Il est encore…beau. Oui.
C’est difficile de le reconnaître avec ces couches de graisses, mais il lui reste bien ce petit air coquin qui m’a fait craquer il y a quelques années.
Il se cure le pif avec l’élégance d’un beauf en pleine crise. Sa crotte de nez vole dans la pièce et s’écrase contre la porte-fenêtre située juste en face de lui. Notre canin non-binaire ne se pose pas de questions et fonce gueule ouverte sur la vitre. Là, il gobe la boule gluante et se lèche les babines en me fixant.
Steven rigole bruyamment.
On dirait un sketch. C’est un cliché ma parole. Manque plus que le « tu m’apportes une bière la boniche » avec un pet foireux en prime et le compte est bon.
S’en est trop ? Trop, je ne sais pas. Là, le trop, ça fait bien longtemps qu’on ne le compte plus trop. Trop est un euphémisme. On dit que trop c’est trop, mais quand le trop n’est plus de trop, alors quand est-ce que cela devient trop ? Je vous le donne en mille.
Ce qui est certain, c’est que dans cet appartement, je suis en trop.
Sans même réfléchir à d’autres jeux de mots stupides, je me hâte dans la chambre conjugale, sors ma valise et j’y entasse tous mes vêtements. Tu voulais du cliché mon gros ? En voilà un autre.
Puis comme je suis loin d’être conne, j’emporte les boîtes de capotes avec moi. Vu son niveau de stupidité, il pourrait s’amuser à enculer le clebs. Autant éviter un désastre. Puis ça nous en fera plus pour Romain et moi.

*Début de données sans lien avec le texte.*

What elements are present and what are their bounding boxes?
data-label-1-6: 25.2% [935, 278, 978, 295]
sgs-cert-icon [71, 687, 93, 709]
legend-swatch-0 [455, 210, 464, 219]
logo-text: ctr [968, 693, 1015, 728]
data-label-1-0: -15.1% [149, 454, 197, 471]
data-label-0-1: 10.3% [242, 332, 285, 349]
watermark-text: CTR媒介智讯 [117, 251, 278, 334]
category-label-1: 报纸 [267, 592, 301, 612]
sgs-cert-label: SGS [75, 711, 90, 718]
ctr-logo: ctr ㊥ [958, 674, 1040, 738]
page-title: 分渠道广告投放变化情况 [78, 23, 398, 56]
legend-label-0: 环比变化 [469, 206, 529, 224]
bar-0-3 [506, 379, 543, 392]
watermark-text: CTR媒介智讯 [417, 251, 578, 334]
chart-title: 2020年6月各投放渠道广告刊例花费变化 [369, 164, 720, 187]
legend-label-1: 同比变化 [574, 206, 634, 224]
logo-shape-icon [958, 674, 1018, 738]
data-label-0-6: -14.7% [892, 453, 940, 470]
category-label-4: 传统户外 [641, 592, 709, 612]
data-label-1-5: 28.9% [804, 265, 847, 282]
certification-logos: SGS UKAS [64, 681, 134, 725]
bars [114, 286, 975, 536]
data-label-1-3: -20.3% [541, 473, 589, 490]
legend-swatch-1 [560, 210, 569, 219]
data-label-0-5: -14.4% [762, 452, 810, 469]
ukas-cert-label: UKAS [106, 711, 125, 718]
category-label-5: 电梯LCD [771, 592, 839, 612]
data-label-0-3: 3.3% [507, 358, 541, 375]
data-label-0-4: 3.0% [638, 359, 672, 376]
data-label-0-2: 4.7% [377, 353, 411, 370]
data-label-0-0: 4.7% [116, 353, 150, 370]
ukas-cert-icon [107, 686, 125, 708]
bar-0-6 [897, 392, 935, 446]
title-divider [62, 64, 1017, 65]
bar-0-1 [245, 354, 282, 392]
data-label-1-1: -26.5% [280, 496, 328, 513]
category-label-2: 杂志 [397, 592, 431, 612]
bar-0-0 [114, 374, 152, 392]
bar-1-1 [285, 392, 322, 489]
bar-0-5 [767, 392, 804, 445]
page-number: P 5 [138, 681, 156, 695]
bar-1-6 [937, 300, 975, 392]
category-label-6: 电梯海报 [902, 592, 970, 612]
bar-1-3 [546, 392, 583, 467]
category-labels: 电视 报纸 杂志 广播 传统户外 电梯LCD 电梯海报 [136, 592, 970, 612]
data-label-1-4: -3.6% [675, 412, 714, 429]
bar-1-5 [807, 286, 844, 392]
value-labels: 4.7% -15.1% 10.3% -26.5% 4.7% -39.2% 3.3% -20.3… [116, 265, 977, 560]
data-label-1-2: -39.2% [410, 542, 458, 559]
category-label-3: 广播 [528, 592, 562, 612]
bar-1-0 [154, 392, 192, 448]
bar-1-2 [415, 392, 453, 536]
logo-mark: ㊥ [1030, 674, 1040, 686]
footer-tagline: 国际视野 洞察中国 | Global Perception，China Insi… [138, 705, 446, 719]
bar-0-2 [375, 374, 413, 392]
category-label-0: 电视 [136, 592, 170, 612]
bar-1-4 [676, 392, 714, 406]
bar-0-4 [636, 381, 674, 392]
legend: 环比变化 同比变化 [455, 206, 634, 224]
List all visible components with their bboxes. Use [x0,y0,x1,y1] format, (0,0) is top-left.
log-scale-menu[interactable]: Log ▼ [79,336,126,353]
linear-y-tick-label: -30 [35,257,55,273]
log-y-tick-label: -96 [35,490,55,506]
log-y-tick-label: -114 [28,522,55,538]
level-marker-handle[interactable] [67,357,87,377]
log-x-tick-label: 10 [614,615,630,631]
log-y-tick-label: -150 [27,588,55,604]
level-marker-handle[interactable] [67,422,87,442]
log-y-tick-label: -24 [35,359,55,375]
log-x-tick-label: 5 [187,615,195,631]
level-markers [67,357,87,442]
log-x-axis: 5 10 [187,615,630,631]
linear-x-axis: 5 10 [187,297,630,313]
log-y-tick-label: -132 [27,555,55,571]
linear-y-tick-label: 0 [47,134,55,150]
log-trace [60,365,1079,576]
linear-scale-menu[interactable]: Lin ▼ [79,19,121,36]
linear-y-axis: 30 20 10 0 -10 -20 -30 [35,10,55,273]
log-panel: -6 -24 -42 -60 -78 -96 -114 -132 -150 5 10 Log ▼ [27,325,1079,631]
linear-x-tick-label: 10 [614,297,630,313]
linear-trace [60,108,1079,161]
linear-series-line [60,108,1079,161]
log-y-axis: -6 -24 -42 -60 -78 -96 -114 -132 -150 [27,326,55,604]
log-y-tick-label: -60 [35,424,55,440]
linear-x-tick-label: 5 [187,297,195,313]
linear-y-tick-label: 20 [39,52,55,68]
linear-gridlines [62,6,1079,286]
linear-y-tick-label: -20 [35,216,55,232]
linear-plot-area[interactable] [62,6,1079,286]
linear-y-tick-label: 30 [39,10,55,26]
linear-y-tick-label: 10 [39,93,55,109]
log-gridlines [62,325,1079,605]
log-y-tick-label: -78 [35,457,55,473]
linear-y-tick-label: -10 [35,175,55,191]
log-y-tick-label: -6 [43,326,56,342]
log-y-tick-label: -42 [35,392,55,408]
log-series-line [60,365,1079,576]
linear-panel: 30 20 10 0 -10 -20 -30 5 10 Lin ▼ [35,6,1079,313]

Rah, ça me fait chier de laisser cette boule de poil seule avec cet énergumène quand même. L’autre fois, cet enfoiré a voulu foutre le chien à la porte. Pour le rassurer, je me suis retrouver à laver le non-binaire jour après jour. Depuis trois couchers de soleil, je ne le fais plus et il a complètement zappé. Je le drogue à la bière, ce qui le rend con mais inoffensif.
Allez viens mon salaud…ma salope…maon machin truc.
Je prends la laisse et lui la passe autour du cou. J’envoie un texto à Romain. Bah ouais mes potos, je suis multitâche.
Steven entend qu’il y a du mouvement derrière lui.
J’ai le temps de prendre mon sac de cours d’une main et mon manteau de l’autre. Je tire ensuite le chien qui ne se fait pas prier.
En deux secondes, on se retrouve sur le palier qui donne sur le couloir du troisième étage. Je l’entends vociférer et commencer à se lever.
Mon con, tu auras à peine le temps de venir à la porte que je serais déjà en bas.
Trente seconde plus tard, nous y voilà.
J’enfile mon manteau puis mon sac. Romain habite à deux kilomètres, au sud de la ville. A pied ça se fait.
Désolé Non-Binaire-Qui-N’a-Pas-De-Nom, j’ai oublié de prendre tes croquettes. Ne t’en fais pas, on en reprendra. Ton « maître » les bouffera tôt ou tard, elles ne sont pas perdues.
Ouais je sais confinement, mais fermez vos gueules.
Je vis avec une sous-race et je ne suis pas une aide sociale.
Moi aussi j’ai le droit d’être une sacrée merde de temps en temps.